2024.08.17──大伯父から継いだ家
田舎に住む高齢の大伯父が亡くなったことにより、彼らが住んでいた田舎の家を、眩岸素李は引き継ぐこととなった。
尤も、素李は都会のマンションで暮らし、働いている身のため、家は近い内に誰かに売るか、解体をするつもりだ。ひとまず家の状態を調べるために、素李は休暇を取って田舎へと赴いた。
大伯父には親戚の集いで会ったことはあったが、彼の家に訪れるのはこれが初めてだ。一代で財を成した方である一方、奇特な人物として地元では有名な人らしく、大伯父の奥方も彼の性格に付いてこれなくなり、別れたそうだ。
果たして家の内装はどのようになっているのか、とそれなりの覚悟を持って家に赴いた素李だったが、まず外装を見て何もかもの予定が崩れ去った。
それは最早「家」とは呼べなかった。
私有地である山の、露出した岩肌に大きな横穴を掘り、そこに家財道具の一切を置いている……つまりは穴居住宅なのだ。素李は愕然とした。令和のこのご時世に穴居住宅を受け継いだのか、私は? 大伯父は昭和の人間だが、だとしても時代錯誤過ぎる。彼の奥方の気持ちが痛いほど身に染みた。
こうなると人に売る、という選択肢は捨てるべきだろう。だが、解体も通常の解体業者に任せられるものではない。何か、今の形で利用法を考えていく必要がある。
素李は実際に穴居住宅に入り、中の家具などを見聞した。山の中のちょっとした洞窟であるにしてはあまり湿気がなく、空間の半数程を、古い本棚が埋めている。
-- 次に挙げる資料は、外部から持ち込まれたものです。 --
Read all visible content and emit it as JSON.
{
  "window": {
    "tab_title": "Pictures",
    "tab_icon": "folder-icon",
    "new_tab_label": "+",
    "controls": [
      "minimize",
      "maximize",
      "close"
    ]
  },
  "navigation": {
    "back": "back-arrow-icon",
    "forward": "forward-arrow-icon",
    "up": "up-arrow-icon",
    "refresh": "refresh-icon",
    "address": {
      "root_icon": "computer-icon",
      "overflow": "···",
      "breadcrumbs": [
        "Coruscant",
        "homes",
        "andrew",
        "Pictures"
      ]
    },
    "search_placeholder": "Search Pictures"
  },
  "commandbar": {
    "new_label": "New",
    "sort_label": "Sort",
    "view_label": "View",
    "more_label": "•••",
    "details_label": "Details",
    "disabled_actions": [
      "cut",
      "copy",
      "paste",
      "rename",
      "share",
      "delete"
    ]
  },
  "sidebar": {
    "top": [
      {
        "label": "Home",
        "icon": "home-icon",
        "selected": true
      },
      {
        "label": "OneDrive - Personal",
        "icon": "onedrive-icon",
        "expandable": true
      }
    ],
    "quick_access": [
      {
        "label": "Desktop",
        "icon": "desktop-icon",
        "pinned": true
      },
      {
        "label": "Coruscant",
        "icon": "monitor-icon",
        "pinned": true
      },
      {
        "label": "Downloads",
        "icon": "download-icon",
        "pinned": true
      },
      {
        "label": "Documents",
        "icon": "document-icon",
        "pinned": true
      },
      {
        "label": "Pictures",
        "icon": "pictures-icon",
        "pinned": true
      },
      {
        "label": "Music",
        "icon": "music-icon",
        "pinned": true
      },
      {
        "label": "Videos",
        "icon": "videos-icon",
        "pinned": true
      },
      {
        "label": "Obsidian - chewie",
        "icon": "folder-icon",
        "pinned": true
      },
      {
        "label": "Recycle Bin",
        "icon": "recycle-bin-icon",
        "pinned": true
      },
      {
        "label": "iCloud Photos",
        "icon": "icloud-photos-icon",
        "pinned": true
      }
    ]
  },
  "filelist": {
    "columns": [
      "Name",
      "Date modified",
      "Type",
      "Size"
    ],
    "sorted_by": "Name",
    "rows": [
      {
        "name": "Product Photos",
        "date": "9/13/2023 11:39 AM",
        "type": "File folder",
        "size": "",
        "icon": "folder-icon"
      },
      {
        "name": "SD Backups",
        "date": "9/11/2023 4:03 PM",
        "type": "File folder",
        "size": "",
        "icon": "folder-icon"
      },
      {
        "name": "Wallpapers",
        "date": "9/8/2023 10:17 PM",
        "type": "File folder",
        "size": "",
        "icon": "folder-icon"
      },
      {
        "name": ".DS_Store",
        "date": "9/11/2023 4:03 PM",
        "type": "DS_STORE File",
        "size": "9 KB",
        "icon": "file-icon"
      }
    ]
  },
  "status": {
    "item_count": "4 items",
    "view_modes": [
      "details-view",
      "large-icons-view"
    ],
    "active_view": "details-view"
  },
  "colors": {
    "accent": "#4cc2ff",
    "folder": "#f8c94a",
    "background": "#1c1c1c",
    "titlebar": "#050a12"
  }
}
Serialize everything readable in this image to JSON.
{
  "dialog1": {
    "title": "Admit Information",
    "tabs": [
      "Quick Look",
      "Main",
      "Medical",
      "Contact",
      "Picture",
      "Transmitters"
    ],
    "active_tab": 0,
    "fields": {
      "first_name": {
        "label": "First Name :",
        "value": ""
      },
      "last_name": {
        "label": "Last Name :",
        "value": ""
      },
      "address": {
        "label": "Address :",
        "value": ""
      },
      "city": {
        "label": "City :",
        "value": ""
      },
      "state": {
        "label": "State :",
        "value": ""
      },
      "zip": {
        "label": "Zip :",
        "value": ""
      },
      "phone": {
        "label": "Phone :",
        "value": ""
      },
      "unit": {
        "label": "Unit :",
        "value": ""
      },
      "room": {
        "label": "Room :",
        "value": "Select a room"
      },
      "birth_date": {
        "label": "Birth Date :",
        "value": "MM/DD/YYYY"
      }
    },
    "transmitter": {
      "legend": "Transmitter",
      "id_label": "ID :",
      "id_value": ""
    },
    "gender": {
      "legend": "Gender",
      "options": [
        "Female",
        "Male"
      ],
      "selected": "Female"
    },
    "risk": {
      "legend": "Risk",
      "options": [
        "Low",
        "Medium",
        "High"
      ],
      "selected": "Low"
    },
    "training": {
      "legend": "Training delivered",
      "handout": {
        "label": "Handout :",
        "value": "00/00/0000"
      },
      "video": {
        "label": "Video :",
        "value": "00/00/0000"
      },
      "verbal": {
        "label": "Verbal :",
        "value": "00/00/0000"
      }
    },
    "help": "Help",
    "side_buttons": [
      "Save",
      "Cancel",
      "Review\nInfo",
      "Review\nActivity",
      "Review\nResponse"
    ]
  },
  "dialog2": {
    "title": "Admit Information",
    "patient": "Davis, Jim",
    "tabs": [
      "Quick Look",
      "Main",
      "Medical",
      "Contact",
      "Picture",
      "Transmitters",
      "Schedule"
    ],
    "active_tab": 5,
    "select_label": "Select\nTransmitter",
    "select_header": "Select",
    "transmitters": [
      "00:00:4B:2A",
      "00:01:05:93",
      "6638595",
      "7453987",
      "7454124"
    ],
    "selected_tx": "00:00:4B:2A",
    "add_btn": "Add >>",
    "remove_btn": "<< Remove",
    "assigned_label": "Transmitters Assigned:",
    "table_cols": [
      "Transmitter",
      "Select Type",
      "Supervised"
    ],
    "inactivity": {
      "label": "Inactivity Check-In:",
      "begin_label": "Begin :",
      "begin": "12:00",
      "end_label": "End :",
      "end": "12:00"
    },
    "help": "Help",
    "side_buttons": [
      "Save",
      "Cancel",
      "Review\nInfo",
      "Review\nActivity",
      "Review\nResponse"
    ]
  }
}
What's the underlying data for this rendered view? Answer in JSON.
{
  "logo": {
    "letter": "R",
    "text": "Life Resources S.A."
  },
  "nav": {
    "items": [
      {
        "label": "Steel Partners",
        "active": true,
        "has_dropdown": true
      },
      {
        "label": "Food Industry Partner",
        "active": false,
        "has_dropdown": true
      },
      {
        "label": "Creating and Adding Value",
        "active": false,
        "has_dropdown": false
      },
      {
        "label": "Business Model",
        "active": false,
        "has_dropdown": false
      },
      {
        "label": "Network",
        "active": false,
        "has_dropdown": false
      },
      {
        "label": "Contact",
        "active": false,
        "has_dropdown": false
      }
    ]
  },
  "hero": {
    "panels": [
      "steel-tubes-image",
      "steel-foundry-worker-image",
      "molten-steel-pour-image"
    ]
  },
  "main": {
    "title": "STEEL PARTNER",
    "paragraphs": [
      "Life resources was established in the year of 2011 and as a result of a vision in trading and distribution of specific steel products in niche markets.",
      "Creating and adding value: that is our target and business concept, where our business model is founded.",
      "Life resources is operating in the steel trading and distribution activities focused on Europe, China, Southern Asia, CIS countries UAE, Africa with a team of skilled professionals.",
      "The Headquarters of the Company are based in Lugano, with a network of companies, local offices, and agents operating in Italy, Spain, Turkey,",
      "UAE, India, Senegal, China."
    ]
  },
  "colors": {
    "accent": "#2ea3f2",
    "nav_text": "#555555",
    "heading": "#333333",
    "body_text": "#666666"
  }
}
少し珍しい書籍があったため、素李は近くの椅子に腰かけてそれに目を通した。穴居住宅は外から涼しい風が入り、意外にも落ち着いた気持ちで読書をすることが出来た。
少なくとも、大伯父は好き好んで、この家で暮らしていたらしい。確かに奇特には違いないが、こうして涼風に当たって古書に目を通していると、素李はなんだかこの洞窟を手放すのが惜しいような気持ちになるのだった。